Des programmes dans la continuité
Alors que le gouvernement promettait un big bang et le retour de l’instruction civique de grand papa, les nouveaux programmes sont d’abord dans la continuité. Leurs intitulés reprennent ceux des programmes précédents. Ainsi, en 2de « la liberté, les libertés » (programme de 2019) devient « droits , libertés et responsabilités ». En première « le lien social » devient « cohésion et diversité dans une société démocratique« . « Rien ne change fondamentalement. C’est surprenant quant on songe aux déclarations publiques tonitruantes sur l’incapacité des programmes à traiter les grands enjeux contemporains, de la laïcité aux risques du numérique, en passant par le harcèlement… Ces programmes sont une réédition des précédents, dans leur ordre de traitement », explique Déborah Caquet, présidente des Clionautes, une association de professeurs d’histoire-géographie. « On reste sur les fondamentaux déjà enseignés, ce qui peut rassurer des collègues« , confirme Joelle Alazard, présidente de l’APHG, la principale association des professeurs d’histoire-géographie. « On s’attendait à du plus offensif politiquement« . J. Alazard marque des points positifs. « Il y a des points mieux connectés aux programmes d’histoire comme la laïcité en seconde, l’étude des partis politiques en terminale ou la réflexion sur les usages du numérique ».
Apologie du 49-3…
Mais l’APHG souligne aussi des points critiques. « Il y a des points qui posent problème comme l’étude du 49-3 « pour éviter les blocages parlementaires » alors qu’on explique en classe qu’il réduit l’espace du débat parlementaire. C’est un affrontement entre les légitimités du législatif et de l’exécutif« . Cette présentation du 49-3 est-elle un hommage à E. Borne ? L’obsession du SNU, largement évoqué en seconde, horripile aussi l’APHG. Les Clionautes relèvent des « situations d’apprentissage aberrantes » comme la prescription de « mettre en rapport la loi du 15 mars 2004… en faisant référence à l’article 10 de la DDHC« , article fixant comme règle de ne pas être inquiété pour ses opinions « même religieuses« .

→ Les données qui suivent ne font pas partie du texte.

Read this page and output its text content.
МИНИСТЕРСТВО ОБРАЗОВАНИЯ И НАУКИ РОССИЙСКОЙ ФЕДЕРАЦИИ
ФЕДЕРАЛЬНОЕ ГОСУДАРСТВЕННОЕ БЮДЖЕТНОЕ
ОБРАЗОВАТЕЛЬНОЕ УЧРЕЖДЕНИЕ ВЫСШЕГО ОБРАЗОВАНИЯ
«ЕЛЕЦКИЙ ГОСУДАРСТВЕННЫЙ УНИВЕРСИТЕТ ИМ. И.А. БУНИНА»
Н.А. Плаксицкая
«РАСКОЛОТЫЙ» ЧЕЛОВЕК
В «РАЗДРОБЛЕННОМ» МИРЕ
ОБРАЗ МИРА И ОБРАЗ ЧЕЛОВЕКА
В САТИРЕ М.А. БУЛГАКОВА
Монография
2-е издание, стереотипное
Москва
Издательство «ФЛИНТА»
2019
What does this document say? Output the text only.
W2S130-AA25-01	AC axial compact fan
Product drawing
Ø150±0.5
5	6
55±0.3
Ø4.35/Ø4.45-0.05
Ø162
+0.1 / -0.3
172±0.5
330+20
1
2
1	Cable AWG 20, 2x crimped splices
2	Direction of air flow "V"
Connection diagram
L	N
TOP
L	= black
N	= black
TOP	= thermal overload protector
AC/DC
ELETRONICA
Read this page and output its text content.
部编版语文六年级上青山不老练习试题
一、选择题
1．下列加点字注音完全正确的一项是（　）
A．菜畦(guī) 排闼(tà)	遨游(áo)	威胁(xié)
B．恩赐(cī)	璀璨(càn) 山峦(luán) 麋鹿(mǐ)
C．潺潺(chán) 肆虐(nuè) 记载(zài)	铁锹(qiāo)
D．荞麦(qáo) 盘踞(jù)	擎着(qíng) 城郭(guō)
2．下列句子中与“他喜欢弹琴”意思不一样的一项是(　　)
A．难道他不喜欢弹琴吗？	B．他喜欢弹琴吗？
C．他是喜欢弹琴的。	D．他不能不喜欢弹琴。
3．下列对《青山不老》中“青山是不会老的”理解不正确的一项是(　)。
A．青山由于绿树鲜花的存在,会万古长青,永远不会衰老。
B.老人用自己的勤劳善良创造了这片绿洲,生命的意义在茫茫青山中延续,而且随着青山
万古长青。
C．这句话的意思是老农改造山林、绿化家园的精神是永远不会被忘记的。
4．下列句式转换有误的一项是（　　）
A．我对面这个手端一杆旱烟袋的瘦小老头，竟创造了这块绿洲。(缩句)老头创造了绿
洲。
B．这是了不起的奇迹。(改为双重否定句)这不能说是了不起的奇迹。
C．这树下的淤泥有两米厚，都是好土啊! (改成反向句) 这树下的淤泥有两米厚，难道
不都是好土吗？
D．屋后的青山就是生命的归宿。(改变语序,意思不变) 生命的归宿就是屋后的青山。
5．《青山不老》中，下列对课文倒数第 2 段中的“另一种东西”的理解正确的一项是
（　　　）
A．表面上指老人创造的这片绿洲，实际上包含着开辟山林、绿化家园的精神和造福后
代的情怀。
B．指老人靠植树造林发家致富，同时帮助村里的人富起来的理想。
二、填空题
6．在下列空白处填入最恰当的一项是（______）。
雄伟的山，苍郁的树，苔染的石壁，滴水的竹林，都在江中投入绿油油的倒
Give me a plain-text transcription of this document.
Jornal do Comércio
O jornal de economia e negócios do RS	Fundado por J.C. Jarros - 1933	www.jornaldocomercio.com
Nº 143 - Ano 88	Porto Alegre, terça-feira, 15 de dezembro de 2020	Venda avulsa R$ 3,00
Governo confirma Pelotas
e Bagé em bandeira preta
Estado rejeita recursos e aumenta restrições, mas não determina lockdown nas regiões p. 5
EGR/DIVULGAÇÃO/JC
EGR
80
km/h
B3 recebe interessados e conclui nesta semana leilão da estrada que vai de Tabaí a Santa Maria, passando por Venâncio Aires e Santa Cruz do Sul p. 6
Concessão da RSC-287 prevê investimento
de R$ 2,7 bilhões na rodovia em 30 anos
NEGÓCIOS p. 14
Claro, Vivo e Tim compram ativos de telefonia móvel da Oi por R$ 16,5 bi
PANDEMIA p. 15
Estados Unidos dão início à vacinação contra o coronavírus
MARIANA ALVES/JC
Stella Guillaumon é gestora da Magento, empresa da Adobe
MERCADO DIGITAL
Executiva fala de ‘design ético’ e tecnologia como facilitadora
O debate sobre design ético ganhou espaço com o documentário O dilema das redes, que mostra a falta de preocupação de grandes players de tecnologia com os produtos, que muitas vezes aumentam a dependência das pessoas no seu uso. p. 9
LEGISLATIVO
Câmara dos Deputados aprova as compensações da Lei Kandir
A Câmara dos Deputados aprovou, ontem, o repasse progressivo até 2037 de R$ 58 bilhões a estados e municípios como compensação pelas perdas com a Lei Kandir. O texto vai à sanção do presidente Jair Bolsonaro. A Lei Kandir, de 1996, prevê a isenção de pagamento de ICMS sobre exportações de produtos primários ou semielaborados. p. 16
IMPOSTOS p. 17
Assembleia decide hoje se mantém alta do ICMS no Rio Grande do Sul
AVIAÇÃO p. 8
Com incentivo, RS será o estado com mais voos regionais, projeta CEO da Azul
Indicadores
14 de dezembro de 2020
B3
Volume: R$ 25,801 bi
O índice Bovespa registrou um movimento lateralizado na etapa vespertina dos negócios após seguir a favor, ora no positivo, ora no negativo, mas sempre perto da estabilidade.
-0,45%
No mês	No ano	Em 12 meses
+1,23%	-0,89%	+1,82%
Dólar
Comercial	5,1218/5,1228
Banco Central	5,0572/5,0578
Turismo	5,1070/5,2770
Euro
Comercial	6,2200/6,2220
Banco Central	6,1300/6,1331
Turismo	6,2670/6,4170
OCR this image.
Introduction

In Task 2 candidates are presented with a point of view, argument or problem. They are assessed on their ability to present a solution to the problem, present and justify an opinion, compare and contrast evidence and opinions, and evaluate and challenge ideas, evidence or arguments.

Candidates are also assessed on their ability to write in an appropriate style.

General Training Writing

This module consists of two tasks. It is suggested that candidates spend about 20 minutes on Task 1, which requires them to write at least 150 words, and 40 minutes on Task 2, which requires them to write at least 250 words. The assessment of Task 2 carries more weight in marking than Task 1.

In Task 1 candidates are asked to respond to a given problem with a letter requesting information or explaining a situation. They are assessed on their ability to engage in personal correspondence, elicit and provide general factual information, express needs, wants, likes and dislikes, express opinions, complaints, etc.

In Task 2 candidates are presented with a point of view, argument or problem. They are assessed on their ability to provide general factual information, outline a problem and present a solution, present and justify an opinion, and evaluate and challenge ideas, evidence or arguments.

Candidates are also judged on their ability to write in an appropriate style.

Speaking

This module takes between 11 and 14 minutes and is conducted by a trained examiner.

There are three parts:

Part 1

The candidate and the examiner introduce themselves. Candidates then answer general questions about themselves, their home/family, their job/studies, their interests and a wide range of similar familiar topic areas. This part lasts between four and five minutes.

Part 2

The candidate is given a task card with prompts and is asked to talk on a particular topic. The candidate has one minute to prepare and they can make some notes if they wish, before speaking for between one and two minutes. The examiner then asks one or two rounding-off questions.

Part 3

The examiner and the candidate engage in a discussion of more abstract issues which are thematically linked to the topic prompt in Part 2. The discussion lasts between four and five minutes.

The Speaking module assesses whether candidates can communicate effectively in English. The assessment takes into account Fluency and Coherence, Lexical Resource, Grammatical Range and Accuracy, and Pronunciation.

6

Mais la lecture des nouveaux programmes nous interroge sur d’autres points. D’abord pour le respect de la commande envoyée par Pap Ndiaye au CSP. Celui-ci insistait sur la lutte « contre toutes les formes de discrimination ». Le terme se retrouve bien dans les programmes mais moins fréquemment que la laïcité… Pire peut-être, l’ancien ministre voulait des programmes traitant de « l’éco-citoyenneté » et de « la démocratie environnementale ». Ces deux notions sont totalement absentes des nouveaux programmes. On y parle beaucoup « d’éducation au développement durable« . Mais ce n’est pas la même chose.
Des programmes descendants
Les nouveaux programmes sont annuels et affichent des prescriptions fortes en terme de démarches pédagogiques. « La liberté pédagogique est réduite« , confirme J. Alazard. « Alors que les précédents programmes offraient une large liberté de manœuvre, la version 2024 amorce un virage à 180° en matière d’injonctions. Désormais, non seulement il y a des textes à lire obligatoirement, mais aussi toute une démarche pédagogique à suivre, avec même des propositions de mise en œuvre« , explique D. Caquet qui parle de « corsetage ». » Il est frappant de constater la nette prédominance de situations de face-à-face pédagogique, de type descendante ». Un des acquis de ces dernières années était l’appel au débat régulé pour alimenter le cours d’EMC. C’est d’ailleurs ce que prescrit le Code de l’éducation qui demande au service public d’éducation de « favoriser la coopération entre les élèves« . A la place du débat, conformément à la commande présidentielle, les nouveaux programmes affichent des textes au statut encore flou mais qui devraient devenir des incontournables.
« Ces textes limitent la liberté pédagogique car toutes les classes n’ont pas les mêmes besoins », explique J. Alazard. « Tous ne sont pas en adéquation avec le niveau des élèves. On nous dit qu’il faut partir du réel mais en même temps on donne en référence un texte de Platon aux élèves de 2de« . L’APHG relève aussi la présence d’Alain dans les auteurs recommandés. « On sait qu’il était antisémite. Est-ce le moment d’en faire une autorité morale ?« , interroge J. Alazard. On compte aussi peu d’autrices dans le choix du groupe d’experts.
Le primaire méprisé
Les programmes du primaire sont aussi affectés par le choix des textes. Outre Esope et La Fontaine, le programme demande l’étude de la Charte des droits fondamentaux de l’Union européenne. Il n’y a aucune mention en littérature jeunesse alors que celle-ci est très riche pour l’enseignement de l’EMC. En 2015, le groupe d’experts comprenait plusieurs enseignants du premier degré. Dans le groupe de 2024, une seule personne (un IEN) représentait l’enseignement primaire. Et cela se voit. Les nouveaux programmes ont été rédigés par un groupe d’experts où historiens et philosophes sont presque à égalité. Les SES sont représentés par une seule personne. C’est sans doute conforme aux orientations politiques du gouvernement. Mais cet appauvrissement n’est pas sans conséquences.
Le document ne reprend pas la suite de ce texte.